An enticing contrast with Drusilla's initial twinset image was provided by a working cruise to South Africa on which she enjoyed a romance with a suave ex-jewel thief and Halifax teased her that she was displaying too much of her cleavage while relaxing on deck. It eventually came to light that in fact her background was not as straight forward as it had seemed: specifically, she had been encouraged to apply for the job with Rose by an ex-army confidence trickster whom she believed to be her father. His unwelcome re-appearance in Drusilla's life following release from a seven-year prison sentence led both Rose, who he tried to blackmail, and Halifax, who began to emit some tender feelings for his female colleague, to take stock of their relationship with her, but then actively to stand by her. In the final episode of the series, Drusilla told Rose that she had "no private life", although it became reasonably clear that she reciprocated Halifax's apparent fondness for her.
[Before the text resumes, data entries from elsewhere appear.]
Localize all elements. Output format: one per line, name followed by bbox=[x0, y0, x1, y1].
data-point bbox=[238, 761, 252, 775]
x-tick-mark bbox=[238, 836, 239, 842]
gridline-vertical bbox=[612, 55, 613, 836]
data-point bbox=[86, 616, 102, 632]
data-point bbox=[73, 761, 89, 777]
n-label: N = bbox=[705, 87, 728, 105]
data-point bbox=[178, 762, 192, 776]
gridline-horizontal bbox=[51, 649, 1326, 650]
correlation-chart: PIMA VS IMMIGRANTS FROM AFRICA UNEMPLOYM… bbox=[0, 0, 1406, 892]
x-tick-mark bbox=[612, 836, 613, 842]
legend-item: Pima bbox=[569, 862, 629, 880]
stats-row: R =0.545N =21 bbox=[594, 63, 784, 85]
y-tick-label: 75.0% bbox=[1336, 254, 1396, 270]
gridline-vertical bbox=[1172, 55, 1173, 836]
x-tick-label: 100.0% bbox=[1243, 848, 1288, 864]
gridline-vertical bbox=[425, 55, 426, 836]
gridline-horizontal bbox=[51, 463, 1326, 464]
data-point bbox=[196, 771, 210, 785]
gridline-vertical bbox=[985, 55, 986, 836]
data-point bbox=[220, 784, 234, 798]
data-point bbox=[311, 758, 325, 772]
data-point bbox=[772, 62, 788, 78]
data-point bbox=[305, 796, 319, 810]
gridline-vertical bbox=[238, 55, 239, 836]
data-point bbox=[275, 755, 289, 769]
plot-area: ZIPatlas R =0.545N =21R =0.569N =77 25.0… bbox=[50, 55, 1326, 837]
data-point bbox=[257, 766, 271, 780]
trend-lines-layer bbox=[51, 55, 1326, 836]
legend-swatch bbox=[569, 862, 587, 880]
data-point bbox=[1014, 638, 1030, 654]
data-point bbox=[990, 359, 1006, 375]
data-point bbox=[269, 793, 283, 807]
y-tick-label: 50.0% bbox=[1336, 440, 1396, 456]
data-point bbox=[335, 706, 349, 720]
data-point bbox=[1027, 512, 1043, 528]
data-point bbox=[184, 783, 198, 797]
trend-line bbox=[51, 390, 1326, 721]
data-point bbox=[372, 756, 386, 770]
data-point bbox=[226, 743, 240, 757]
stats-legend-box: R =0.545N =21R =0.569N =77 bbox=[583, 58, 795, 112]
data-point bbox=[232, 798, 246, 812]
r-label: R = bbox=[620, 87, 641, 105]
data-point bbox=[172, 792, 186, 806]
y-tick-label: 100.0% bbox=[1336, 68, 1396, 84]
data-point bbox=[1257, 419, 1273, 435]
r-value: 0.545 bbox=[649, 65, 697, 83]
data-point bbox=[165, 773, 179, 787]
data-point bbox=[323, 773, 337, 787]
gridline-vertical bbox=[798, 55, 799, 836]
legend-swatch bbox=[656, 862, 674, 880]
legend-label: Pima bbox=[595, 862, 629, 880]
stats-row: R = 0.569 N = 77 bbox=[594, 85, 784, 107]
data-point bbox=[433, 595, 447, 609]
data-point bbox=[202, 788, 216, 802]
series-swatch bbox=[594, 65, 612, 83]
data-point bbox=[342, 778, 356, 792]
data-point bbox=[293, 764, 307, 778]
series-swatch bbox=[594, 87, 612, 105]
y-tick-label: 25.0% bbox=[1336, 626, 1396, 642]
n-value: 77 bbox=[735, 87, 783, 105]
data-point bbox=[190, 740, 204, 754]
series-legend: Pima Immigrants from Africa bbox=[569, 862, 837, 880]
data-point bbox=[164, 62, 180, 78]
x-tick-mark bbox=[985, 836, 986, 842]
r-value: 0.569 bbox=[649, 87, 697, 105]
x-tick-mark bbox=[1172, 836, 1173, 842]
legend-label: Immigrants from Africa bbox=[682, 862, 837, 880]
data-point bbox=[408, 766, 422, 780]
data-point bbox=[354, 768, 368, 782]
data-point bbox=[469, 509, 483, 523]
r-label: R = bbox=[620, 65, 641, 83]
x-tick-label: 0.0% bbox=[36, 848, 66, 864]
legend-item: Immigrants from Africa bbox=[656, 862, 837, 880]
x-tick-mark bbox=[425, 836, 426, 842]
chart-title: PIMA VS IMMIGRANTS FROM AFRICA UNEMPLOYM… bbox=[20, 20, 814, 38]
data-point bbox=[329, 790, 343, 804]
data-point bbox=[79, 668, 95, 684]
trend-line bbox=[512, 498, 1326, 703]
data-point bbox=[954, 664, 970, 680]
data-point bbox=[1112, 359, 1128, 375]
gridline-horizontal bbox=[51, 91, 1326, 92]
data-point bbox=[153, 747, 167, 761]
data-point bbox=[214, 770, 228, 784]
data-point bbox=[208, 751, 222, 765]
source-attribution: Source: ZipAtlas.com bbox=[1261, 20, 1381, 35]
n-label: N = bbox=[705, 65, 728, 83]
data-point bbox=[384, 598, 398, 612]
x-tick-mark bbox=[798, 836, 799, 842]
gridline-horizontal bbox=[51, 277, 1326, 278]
The first series of Mr. Rose was released on DVD by Network in 2012. Lewis did not return for the second series (1968) in which Jennifer Clulow played Drusilla's successor, Jessica Dalton. In the first episode of that series, Rose recalled to Halifax that he had given Drusilla away at her wedding.

==Later TV roles==
Lewis appeared in a number of later series, including Department S, starring Peter Wyngarde as Jason King (1969), the ground-breaking science fiction drama Doomwatch (1970), The Mind of Mr. J.G. Reeder (as Margaret Belman, a role she took over from Virginia Stride, in several episodes based on stories by Edgar Wallace, 1971), Crown Court (1972), The Duchess of Duke Street (1976) and The Mallens, adapted from the novels of Catherine Cookson (nine episodes as Jane Radlet, 1979–80).

==Films==
Among Lewis's film credits were Ring of Spies (1964), based on the events surrounding the Portland spy ring of the early 1960s, Galton and Simpson's satirical spoof The Spy with a Cold Nose (1966) with a cast that included Laurence Harvey, Lionel Jeffries and Eric Sykes, and a TV movie Belgrove Hotel, Goodbye (1970). She also made an uncredited appearance as a television announcer in Fahrenheit 451 (1966).
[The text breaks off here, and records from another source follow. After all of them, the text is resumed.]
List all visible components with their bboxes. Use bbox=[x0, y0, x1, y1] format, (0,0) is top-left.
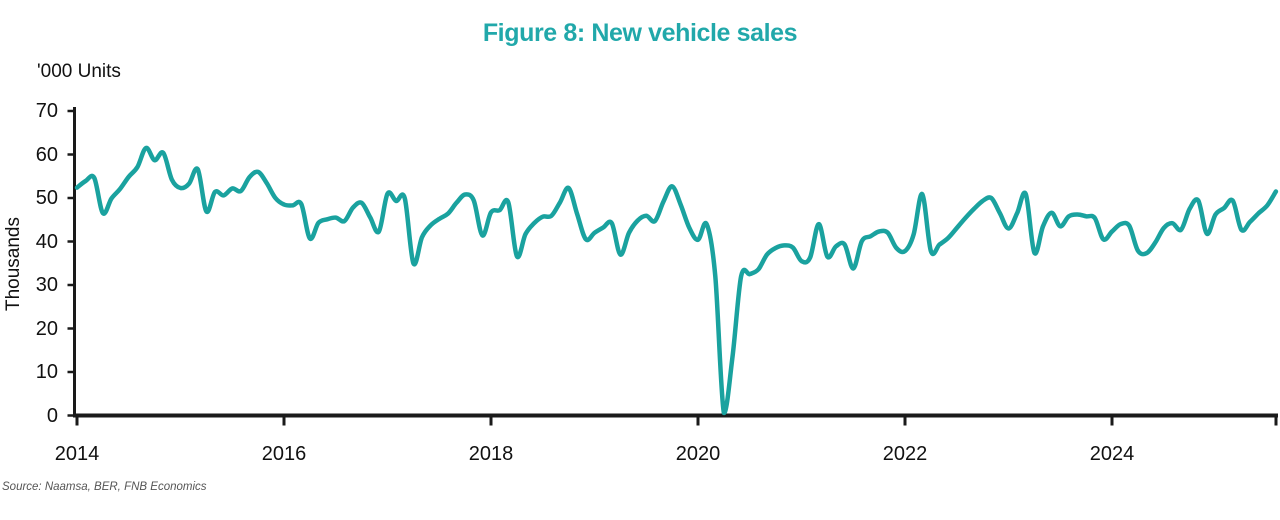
y-tick-label: 40 bbox=[35, 230, 58, 253]
y-tick-label: 20 bbox=[35, 317, 58, 340]
source-note: Source: Naamsa, BER, FNB Economics bbox=[2, 481, 207, 493]
x-tick-label: 2020 bbox=[675, 443, 721, 465]
x-tick-label: 2018 bbox=[468, 443, 514, 465]
y-tick-label: 10 bbox=[35, 361, 58, 383]
y-tick-label: 60 bbox=[35, 143, 58, 166]
x-tick-label: 2014 bbox=[54, 443, 100, 465]
x-tick-label: 2022 bbox=[882, 443, 928, 465]
y-tick-label: 50 bbox=[35, 187, 58, 209]
x-tick-label: 2024 bbox=[1089, 443, 1135, 465]
y-tick-label: 30 bbox=[35, 274, 58, 296]
x-tick-label: 2016 bbox=[261, 443, 307, 465]
y-tick-label: 70 bbox=[35, 100, 58, 122]
chart-title: Figure 8: New vehicle sales bbox=[482, 19, 798, 47]
y-tick-label: 0 bbox=[46, 404, 58, 427]
y-axis-unit-label: '000 Units bbox=[37, 61, 121, 82]
vehicle-sales-line bbox=[74, 145, 1279, 416]
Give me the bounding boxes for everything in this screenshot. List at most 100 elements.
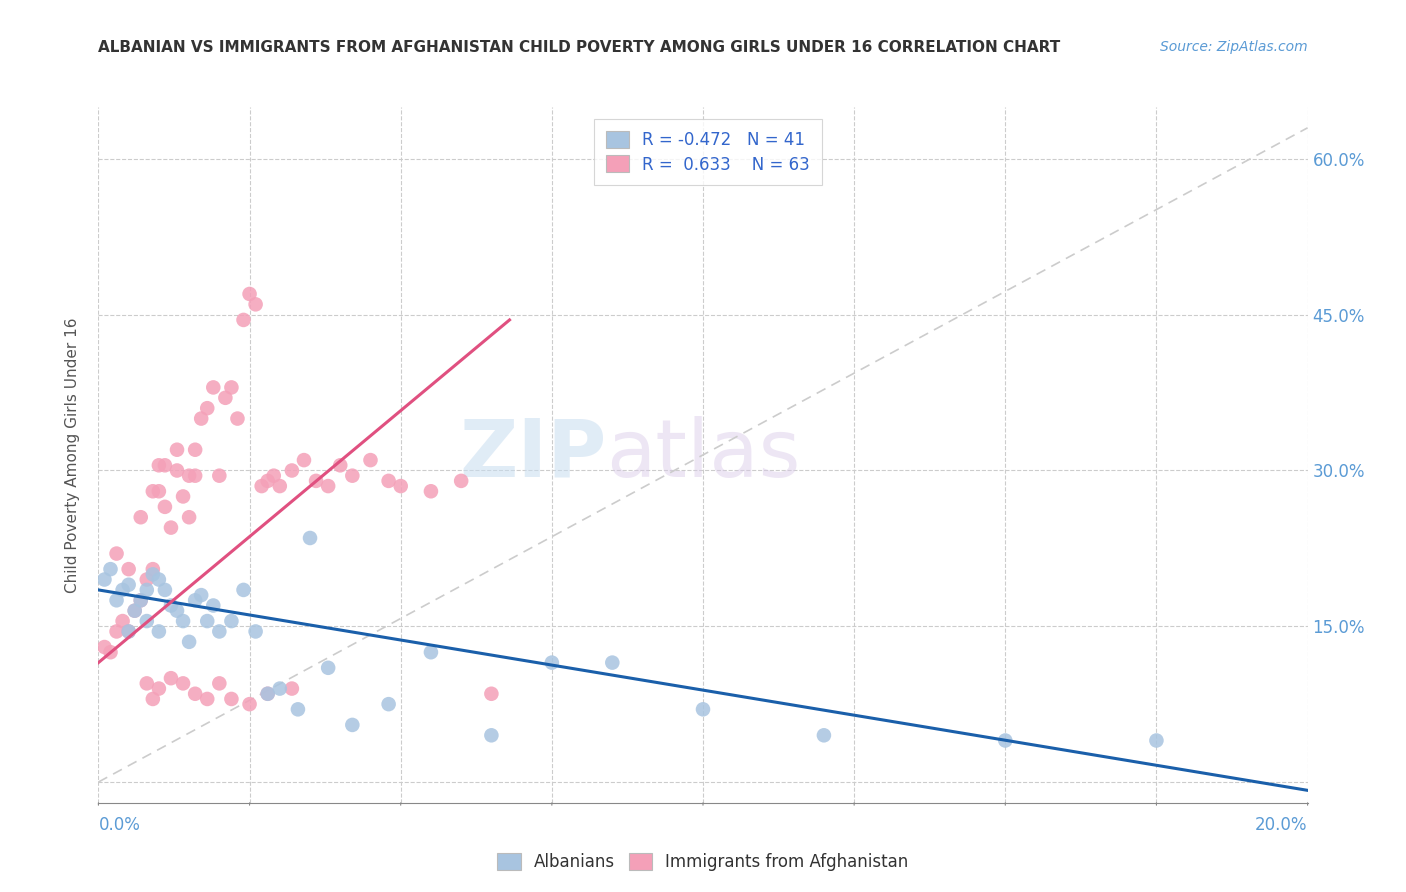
Point <box>202 380 225 394</box>
Point <box>129 593 152 607</box>
Point <box>129 510 152 524</box>
Point <box>118 624 141 639</box>
Point <box>153 458 176 473</box>
Point <box>1144 733 1167 747</box>
Point <box>250 479 273 493</box>
Point <box>111 614 134 628</box>
Point <box>142 562 165 576</box>
Point <box>153 582 176 597</box>
Text: Source: ZipAtlas.com: Source: ZipAtlas.com <box>1160 40 1308 54</box>
Point <box>208 468 231 483</box>
Point <box>135 573 157 587</box>
Point <box>256 474 278 488</box>
Point <box>172 676 194 690</box>
Legend: R = -0.472   N = 41, R =  0.633    N = 63: R = -0.472 N = 41, R = 0.633 N = 63 <box>593 119 821 186</box>
Point <box>316 479 339 493</box>
Point <box>450 474 472 488</box>
Point <box>148 458 170 473</box>
Text: atlas: atlas <box>606 416 800 494</box>
Point <box>142 484 165 499</box>
Point <box>184 593 207 607</box>
Point <box>160 671 183 685</box>
Point <box>153 500 176 514</box>
Point <box>105 593 128 607</box>
Point <box>118 578 141 592</box>
Point <box>221 614 243 628</box>
Point <box>195 401 218 416</box>
Point <box>93 640 115 654</box>
Point <box>105 624 128 639</box>
Point <box>129 593 152 607</box>
Point <box>195 692 218 706</box>
Legend: Albanians, Immigrants from Afghanistan: Albanians, Immigrants from Afghanistan <box>489 845 917 880</box>
Point <box>481 728 503 742</box>
Point <box>245 624 267 639</box>
Point <box>111 582 134 597</box>
Point <box>245 297 267 311</box>
Point <box>305 474 328 488</box>
Point <box>226 411 249 425</box>
Point <box>389 479 412 493</box>
Point <box>221 380 243 394</box>
Point <box>172 614 194 628</box>
Point <box>994 733 1017 747</box>
Point <box>135 582 157 597</box>
Point <box>148 681 170 696</box>
Point <box>360 453 382 467</box>
Point <box>292 453 315 467</box>
Point <box>269 681 291 696</box>
Point <box>329 458 352 473</box>
Point <box>232 582 254 597</box>
Point <box>377 474 399 488</box>
Point <box>202 599 225 613</box>
Point <box>100 562 122 576</box>
Point <box>269 479 291 493</box>
Point <box>105 547 128 561</box>
Point <box>184 442 207 457</box>
Point <box>100 645 122 659</box>
Point <box>93 573 115 587</box>
Point <box>208 624 231 639</box>
Point <box>160 520 183 534</box>
Point <box>195 614 218 628</box>
Text: ALBANIAN VS IMMIGRANTS FROM AFGHANISTAN CHILD POVERTY AMONG GIRLS UNDER 16 CORRE: ALBANIAN VS IMMIGRANTS FROM AFGHANISTAN … <box>98 40 1060 55</box>
Point <box>256 687 278 701</box>
Point <box>124 604 146 618</box>
Point <box>179 510 201 524</box>
Point <box>166 463 188 477</box>
Point <box>481 687 503 701</box>
Text: 0.0%: 0.0% <box>98 816 141 834</box>
Point <box>208 676 231 690</box>
Point <box>124 604 146 618</box>
Point <box>342 468 364 483</box>
Point <box>118 624 141 639</box>
Point <box>184 687 207 701</box>
Point <box>239 287 262 301</box>
Point <box>166 442 188 457</box>
Point <box>813 728 835 742</box>
Point <box>142 567 165 582</box>
Point <box>316 661 339 675</box>
Point <box>342 718 364 732</box>
Point <box>281 463 304 477</box>
Point <box>540 656 562 670</box>
Point <box>256 687 278 701</box>
Y-axis label: Child Poverty Among Girls Under 16: Child Poverty Among Girls Under 16 <box>65 318 80 592</box>
Point <box>190 411 212 425</box>
Point <box>692 702 714 716</box>
Point <box>263 468 285 483</box>
Point <box>148 484 170 499</box>
Point <box>118 562 141 576</box>
Point <box>239 697 262 711</box>
Point <box>214 391 236 405</box>
Point <box>142 692 165 706</box>
Point <box>184 468 207 483</box>
Point <box>135 614 157 628</box>
Point <box>148 573 170 587</box>
Point <box>179 635 201 649</box>
Point <box>281 681 304 696</box>
Point <box>160 599 183 613</box>
Point <box>179 468 201 483</box>
Point <box>602 656 624 670</box>
Point <box>190 588 212 602</box>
Film historian Leslie Halliwell dismissed The Spy with a Cold Nose as a "rather painful, overacted and overwritten farce full of obvious jokes masquerading as satire". The essence of Lewis's role as Lady Warburton was captured in the opening sentence of Galton and Simpson's 1967 novel based on their screenplay: "To the eyes of her beholders, the beauty of Sandra, Lady Warburton, lay in strict ratio to the importance they attached to her bank balance".